As Asia focuses on renewables, Russia likes oil
Fossil fuels still finding demand amid shift
With the rise of renewable power, many nations are considering power-generating systems that will minimise the impact on the environment. Some countries, however, still believe in fossil fuels, vowing to dig up more oil through land and sea exploration.
Some 155 countries brought renewable power-generating technologies to be exhibited at the Astana Expo 2017, under the concept of "Future Energy" being held in Kazakhstan from June 10 to Sept 10.
The expo, in part, is intended to highlight the adoption of renewable power sources, which produce no carbon, thus slowing the pace of climate change.
Japan is an Asian leader in the field that, faced with power shortages in 1970, moved to adopt several type of power resources, ranging from coal, gas and petrol to nuclear, as well renewable sources like solar, wind and hydro.
Following several difficult lessons, especially the Fukushima nuclear accident in 2011, Japan has committed itself to renewable power and is developing new technology to produce power from bio-based resources.
Those efforts include both solar farms and rooftop installations for household use, but also allowing foreign renewable power developers to invest in solar farms there.
SET-listed Thai companies such as Global Power Synergy Plc, an electricity and utility producer under PTT Group, developed a 20.8-megawatt solar power plant in Ichinoseki prefecture worth 3.15 billion baht.
Japan also succeeded in producing jet oil from micro-algae, which is due to be commercialised by 2020.
South Korea for its part is not only focused on generating power from renewable sources, but also creating technology to that end.
The country has been developing an Energy Storage System to harness all mechanical energy from humans, animals and other activities.
Asean countries are also going green via a number of methods aimed at boosting renewable power.
Thailand, which has a clear policy to support solar and wind energy, has started to promote the use of biomass power, boosted by the country's large agricultural sector, providing farm waste to feed biomass plants.
Malaysia is moving in the same direction by using waste from the palm oil-crushing process to be used as fuel at biomass power plants, as well as employing related waste water to feed biogas power plants.
Malaysia is also pushing ahead with several hydropower plants, mostly in Sarawak state.
Feasibility studies are currently being conducted for those projects, with the country aiming to have annual hydropower capacity of 123,000 gigawatts in the coming years.
Vietnam, one of the fast-growing economies in Asean, has also adopted renewable power by developing solar and wind farms in several regions.
But the country has also opted for nuclear power, aiming to serve rapid growth in power demand in the near future, as the country has opened itself up to massive foreign direct investment, mostly in power-hungry industrial sectors.
Singapore is encouraging residents to generate their own power through solar rooftop installations -- a good fit in a country with limited land where most people live in condominiums.
Singapore is also focusing more on power consumption efficiency.
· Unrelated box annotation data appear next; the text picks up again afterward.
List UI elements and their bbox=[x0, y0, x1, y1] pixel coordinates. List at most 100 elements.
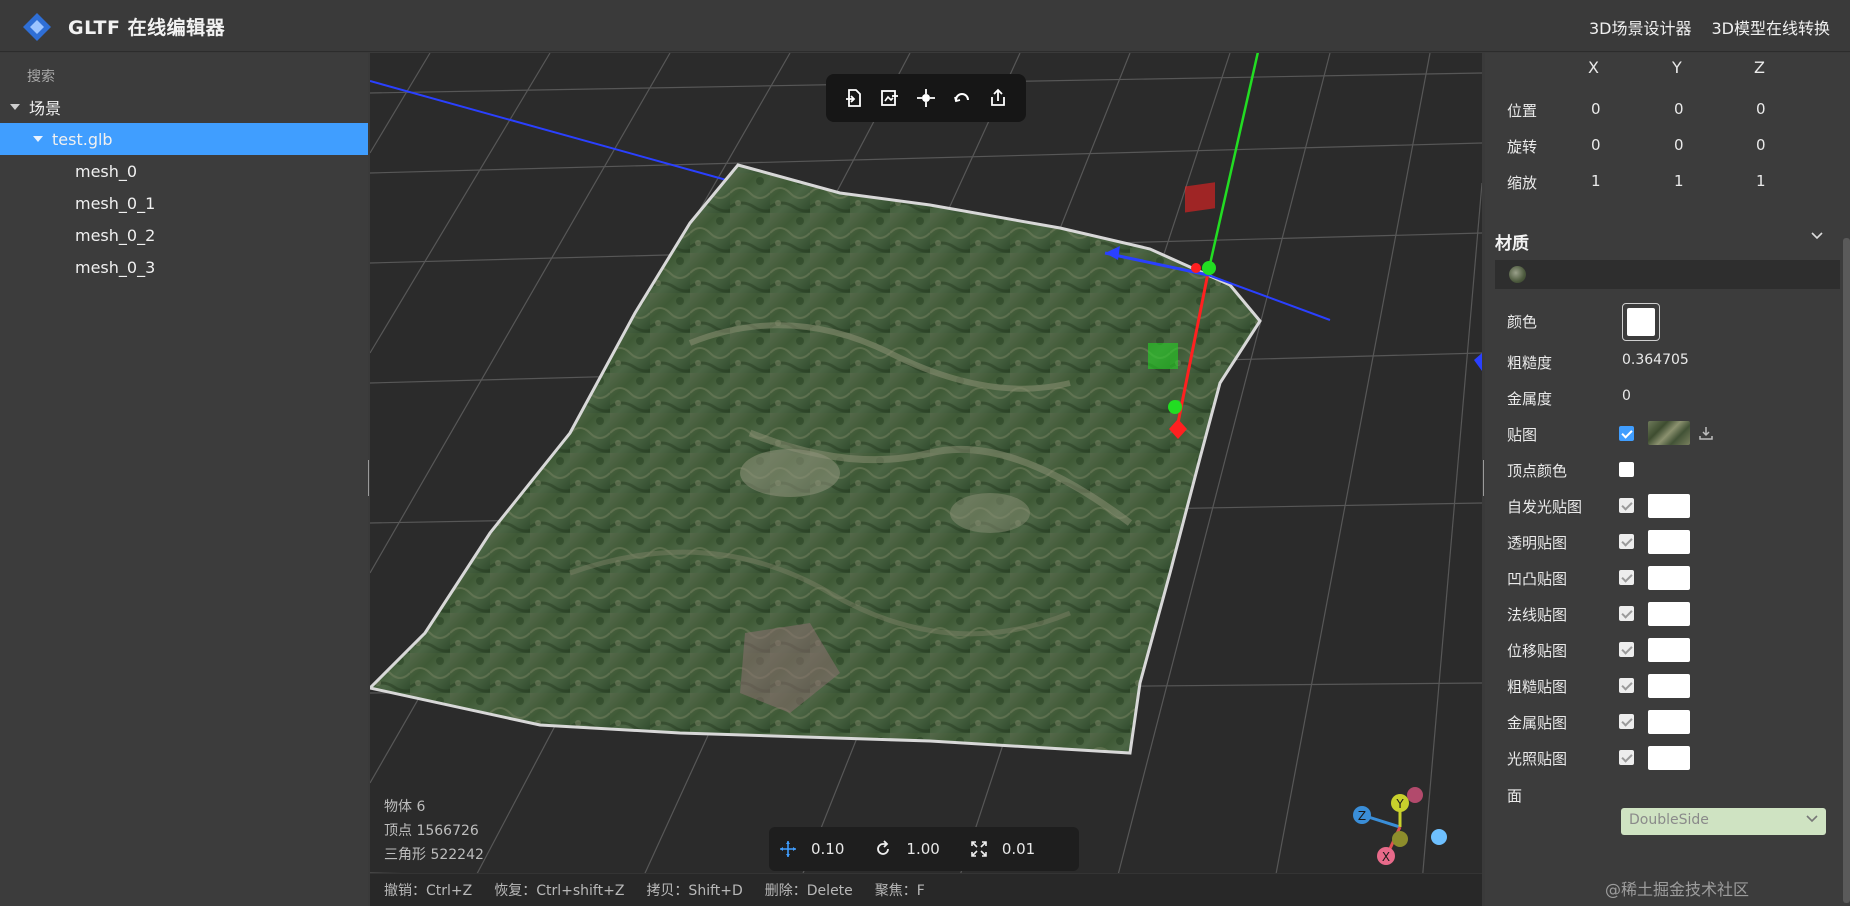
emissive-map-checkbox[interactable] bbox=[1619, 498, 1634, 513]
chevron-down-icon[interactable] bbox=[1810, 231, 1824, 241]
move-snap[interactable]: 0.10 bbox=[779, 840, 844, 858]
scale-x-input[interactable]: 1 bbox=[1591, 172, 1601, 190]
tree-item-label: mesh_0_2 bbox=[75, 225, 156, 245]
side-select[interactable]: DoubleSide bbox=[1621, 808, 1826, 835]
rotation-y-input[interactable]: 0 bbox=[1674, 136, 1684, 154]
caret-down-icon[interactable] bbox=[10, 104, 20, 110]
rotate-snap-value: 1.00 bbox=[906, 840, 940, 858]
material-section-title[interactable]: 材质 bbox=[1495, 229, 1529, 254]
rotation-z-input[interactable]: 0 bbox=[1756, 136, 1766, 154]
shortcut-undo: 撤销：Ctrl+Z bbox=[384, 883, 473, 899]
export-image-button[interactable] bbox=[878, 86, 902, 110]
position-label: 位置 bbox=[1507, 102, 1538, 120]
vertex-color-label: 顶点颜色 bbox=[1507, 462, 1568, 480]
gizmo-x-label: X bbox=[1382, 850, 1390, 864]
tree-item-label: test.glb bbox=[52, 129, 113, 149]
tree-item-label: mesh_0 bbox=[75, 161, 138, 181]
export-button[interactable] bbox=[986, 86, 1010, 110]
caret-down-icon[interactable] bbox=[33, 136, 43, 142]
tree-item-label: mesh_0_3 bbox=[75, 257, 156, 277]
scale-y-input[interactable]: 1 bbox=[1674, 172, 1684, 190]
scene-tree-panel: 搜索 场景 test.glb mesh_0 mesh_0_1 mesh_0_2 … bbox=[0, 53, 368, 906]
roughness-label: 粗糙度 bbox=[1507, 354, 1553, 372]
tree-item-scene[interactable]: 场景 bbox=[0, 91, 368, 123]
chevron-down-icon bbox=[1806, 815, 1818, 823]
alpha-map-slot[interactable] bbox=[1648, 530, 1690, 554]
material-list-item[interactable] bbox=[1495, 260, 1840, 289]
roughness-input[interactable]: 0.364705 bbox=[1622, 352, 1689, 368]
shortcut-copy: 拷贝：Shift+D bbox=[646, 883, 743, 899]
displacement-map-slot[interactable] bbox=[1648, 638, 1690, 662]
shortcut-redo: 恢复：Ctrl+shift+Z bbox=[494, 883, 625, 899]
3d-viewport[interactable]: Z Y X 物体 6 顶点 1566726 三角形 522242 0.10 1.… bbox=[370, 53, 1482, 906]
displacement-map-checkbox[interactable] bbox=[1619, 642, 1634, 657]
bump-map-label: 凹凸贴图 bbox=[1507, 570, 1568, 588]
move-snap-value: 0.10 bbox=[811, 840, 845, 858]
position-z-input[interactable]: 0 bbox=[1756, 100, 1766, 118]
snap-toolbar: 0.10 1.00 0.01 bbox=[769, 827, 1079, 871]
side-select-value: DoubleSide bbox=[1629, 812, 1709, 828]
import-file-icon bbox=[846, 89, 861, 107]
watermark: @稀土掘金技术社区 bbox=[1605, 880, 1750, 899]
properties-panel: X Y Z 位置 0 0 0 旋转 0 0 0 缩放 1 1 1 材质 颜色 粗… bbox=[1485, 53, 1850, 906]
roughness-map-checkbox[interactable] bbox=[1619, 678, 1634, 693]
map-texture-thumbnail[interactable] bbox=[1648, 421, 1690, 445]
rotate-icon bbox=[877, 840, 890, 855]
scene-designer-link[interactable]: 3D场景设计器 bbox=[1589, 15, 1692, 39]
scale-label: 缩放 bbox=[1507, 174, 1538, 192]
terrain-mesh[interactable] bbox=[370, 163, 1262, 755]
search-input[interactable]: 搜索 bbox=[27, 66, 55, 86]
rotation-label: 旋转 bbox=[1507, 138, 1538, 156]
metalness-map-slot[interactable] bbox=[1648, 710, 1690, 734]
scale-snap[interactable]: 0.01 bbox=[970, 840, 1035, 858]
tree-item-mesh[interactable]: mesh_0_3 bbox=[0, 251, 368, 283]
model-converter-link[interactable]: 3D模型在线转换 bbox=[1711, 15, 1830, 39]
rotation-x-input[interactable]: 0 bbox=[1591, 136, 1601, 154]
displacement-map-label: 位移贴图 bbox=[1507, 642, 1568, 660]
axis-y-header: Y bbox=[1672, 58, 1682, 77]
gizmo-z-label: Z bbox=[1358, 809, 1366, 823]
scale-z-input[interactable]: 1 bbox=[1756, 172, 1766, 190]
viewport-toolbar bbox=[826, 74, 1026, 122]
tree-item-mesh[interactable]: mesh_0_1 bbox=[0, 187, 368, 219]
position-x-input[interactable]: 0 bbox=[1591, 100, 1601, 118]
map-checkbox[interactable] bbox=[1619, 426, 1634, 441]
metalness-map-checkbox[interactable] bbox=[1619, 714, 1634, 729]
normal-map-label: 法线贴图 bbox=[1507, 606, 1568, 624]
roughness-map-label: 粗糙贴图 bbox=[1507, 678, 1568, 696]
position-y-input[interactable]: 0 bbox=[1674, 100, 1684, 118]
rotate-snap[interactable]: 1.00 bbox=[874, 840, 940, 858]
tree-item-label: 场景 bbox=[29, 99, 62, 118]
download-icon[interactable] bbox=[1698, 425, 1714, 441]
scene-stats: 物体 6 顶点 1566726 三角形 522242 bbox=[384, 795, 484, 867]
properties-scrollbar[interactable] bbox=[1843, 238, 1850, 903]
metalness-label: 金属度 bbox=[1507, 390, 1553, 408]
roughness-map-slot[interactable] bbox=[1648, 674, 1690, 698]
bump-map-slot[interactable] bbox=[1648, 566, 1690, 590]
share-export-icon bbox=[991, 88, 1005, 106]
rotate-view-button[interactable] bbox=[950, 86, 974, 110]
center-button[interactable] bbox=[914, 86, 938, 110]
light-map-checkbox[interactable] bbox=[1619, 750, 1634, 765]
color-picker[interactable] bbox=[1622, 303, 1660, 341]
light-map-slot[interactable] bbox=[1648, 746, 1690, 770]
alpha-map-checkbox[interactable] bbox=[1619, 534, 1634, 549]
tree-item-label: mesh_0_1 bbox=[75, 193, 156, 213]
axis-z-header: Z bbox=[1754, 58, 1765, 77]
tree-item-file[interactable]: test.glb bbox=[0, 123, 368, 155]
orbit-icon bbox=[954, 93, 969, 103]
material-preview bbox=[1509, 266, 1526, 283]
tree-item-mesh[interactable]: mesh_0 bbox=[0, 155, 368, 187]
alpha-map-label: 透明贴图 bbox=[1507, 534, 1568, 552]
crosshair-icon bbox=[917, 89, 935, 107]
tree-item-mesh[interactable]: mesh_0_2 bbox=[0, 219, 368, 251]
import-button[interactable] bbox=[842, 86, 866, 110]
normal-map-slot[interactable] bbox=[1648, 602, 1690, 626]
normal-map-checkbox[interactable] bbox=[1619, 606, 1634, 621]
metalness-input[interactable]: 0 bbox=[1622, 388, 1631, 404]
axis-helper[interactable]: Z Y X bbox=[1353, 787, 1447, 865]
bump-map-checkbox[interactable] bbox=[1619, 570, 1634, 585]
vertex-color-checkbox[interactable] bbox=[1619, 462, 1634, 477]
emissive-map-slot[interactable] bbox=[1648, 494, 1690, 518]
scene-canvas[interactable]: Z Y X bbox=[370, 53, 1482, 906]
The country has rolled out a "Zero Energy Building" concept, whereby structures produce enough energy to run themselves.
All of these efforts mirror commitments made through the 2015 Paris agreement -- the global climate change plan aimed at capping the increase in global average temperatures to 2C.
But major oil-exporting countries in the Middle East are continuing to search out more oil and gas resources, with the cartel Opec cutting production periodically to push up oil prices.
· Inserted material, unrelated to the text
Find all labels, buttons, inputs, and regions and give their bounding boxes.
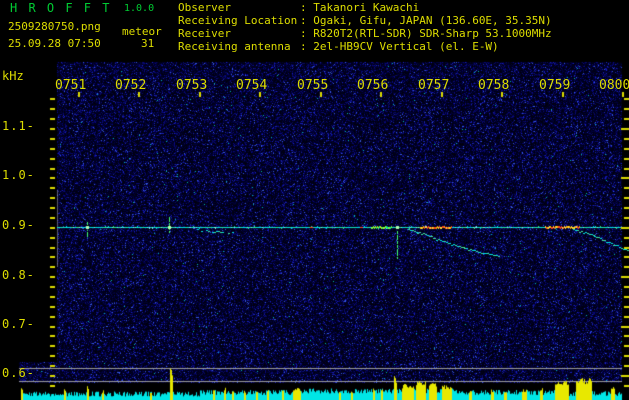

The role of oil in many countries including Thailand is undeniable, as renewable power alone is insufficient to meet massive demand.
As a result, giant oil and gas-importing countries such as Russia have bucked the renewable trend.
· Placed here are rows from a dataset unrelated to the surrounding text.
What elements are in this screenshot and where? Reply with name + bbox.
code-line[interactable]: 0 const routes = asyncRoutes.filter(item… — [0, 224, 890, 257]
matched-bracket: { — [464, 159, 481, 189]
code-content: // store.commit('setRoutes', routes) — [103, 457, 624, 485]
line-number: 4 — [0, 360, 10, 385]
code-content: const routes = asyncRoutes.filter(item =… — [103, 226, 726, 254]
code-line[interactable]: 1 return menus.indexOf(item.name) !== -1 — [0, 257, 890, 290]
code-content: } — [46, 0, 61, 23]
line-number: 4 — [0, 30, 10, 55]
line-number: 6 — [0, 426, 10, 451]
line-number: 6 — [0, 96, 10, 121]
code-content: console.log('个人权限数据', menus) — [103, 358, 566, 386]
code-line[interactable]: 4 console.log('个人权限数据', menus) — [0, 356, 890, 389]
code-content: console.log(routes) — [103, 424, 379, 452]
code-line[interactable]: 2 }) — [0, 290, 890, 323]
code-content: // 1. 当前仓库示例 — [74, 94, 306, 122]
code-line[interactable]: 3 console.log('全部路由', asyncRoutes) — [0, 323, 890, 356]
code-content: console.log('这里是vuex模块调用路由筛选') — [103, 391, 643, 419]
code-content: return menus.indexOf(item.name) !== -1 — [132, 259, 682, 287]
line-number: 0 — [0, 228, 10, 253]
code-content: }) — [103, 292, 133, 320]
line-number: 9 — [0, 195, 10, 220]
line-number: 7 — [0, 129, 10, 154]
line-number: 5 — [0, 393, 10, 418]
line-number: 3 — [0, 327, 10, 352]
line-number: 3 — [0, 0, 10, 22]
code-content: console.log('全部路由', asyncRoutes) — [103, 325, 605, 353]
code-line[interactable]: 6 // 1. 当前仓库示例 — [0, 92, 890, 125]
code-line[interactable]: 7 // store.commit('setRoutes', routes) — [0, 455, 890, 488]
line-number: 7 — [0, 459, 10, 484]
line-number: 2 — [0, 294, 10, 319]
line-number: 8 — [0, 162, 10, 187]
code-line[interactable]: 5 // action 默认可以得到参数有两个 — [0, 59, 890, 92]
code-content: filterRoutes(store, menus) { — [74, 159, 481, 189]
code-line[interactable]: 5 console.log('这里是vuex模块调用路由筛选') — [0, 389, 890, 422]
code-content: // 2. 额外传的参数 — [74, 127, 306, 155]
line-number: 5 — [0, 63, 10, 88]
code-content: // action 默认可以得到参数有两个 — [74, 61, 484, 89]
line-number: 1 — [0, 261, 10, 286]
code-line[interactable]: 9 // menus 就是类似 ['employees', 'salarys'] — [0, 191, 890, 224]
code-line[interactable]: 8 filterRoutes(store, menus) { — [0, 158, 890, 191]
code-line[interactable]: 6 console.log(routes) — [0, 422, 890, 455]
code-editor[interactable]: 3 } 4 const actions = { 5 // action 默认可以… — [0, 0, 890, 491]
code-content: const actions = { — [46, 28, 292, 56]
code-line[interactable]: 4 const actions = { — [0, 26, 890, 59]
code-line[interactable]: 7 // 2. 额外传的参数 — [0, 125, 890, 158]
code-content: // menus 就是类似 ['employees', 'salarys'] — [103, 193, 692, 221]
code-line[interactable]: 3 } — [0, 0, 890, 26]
Russia has not been hesitant to invest more in extracting fossil fuel resources, particularly in the unexplored North Pole region.
That has prompted the country to invest in building a nuclear-powered icebreaking ship, with total power capacity of 70MW.
The ship is designed for cracking five-metre-high ice plates in the North Pole.
A feasibility study is still being conducted for the project, which is targeted to begin in 2019.
Apart from cracking ice plates for petrol exploration, the project also entails breaking through the North Pole to create new maritime transport routes from west Europe to Asia, rather than taking a detour via the Cape of Good Hope and Indian Ocean.
Russia is also developing more nuclear power plants and new nuclear technologies, which it has exported to several countries in Asia and Africa.
The country also has an extensive pipeline network for the export of oil and gas to Europe.
The technology of South Korea's Energy Storage System channels every movement of human activity for use in creating energy.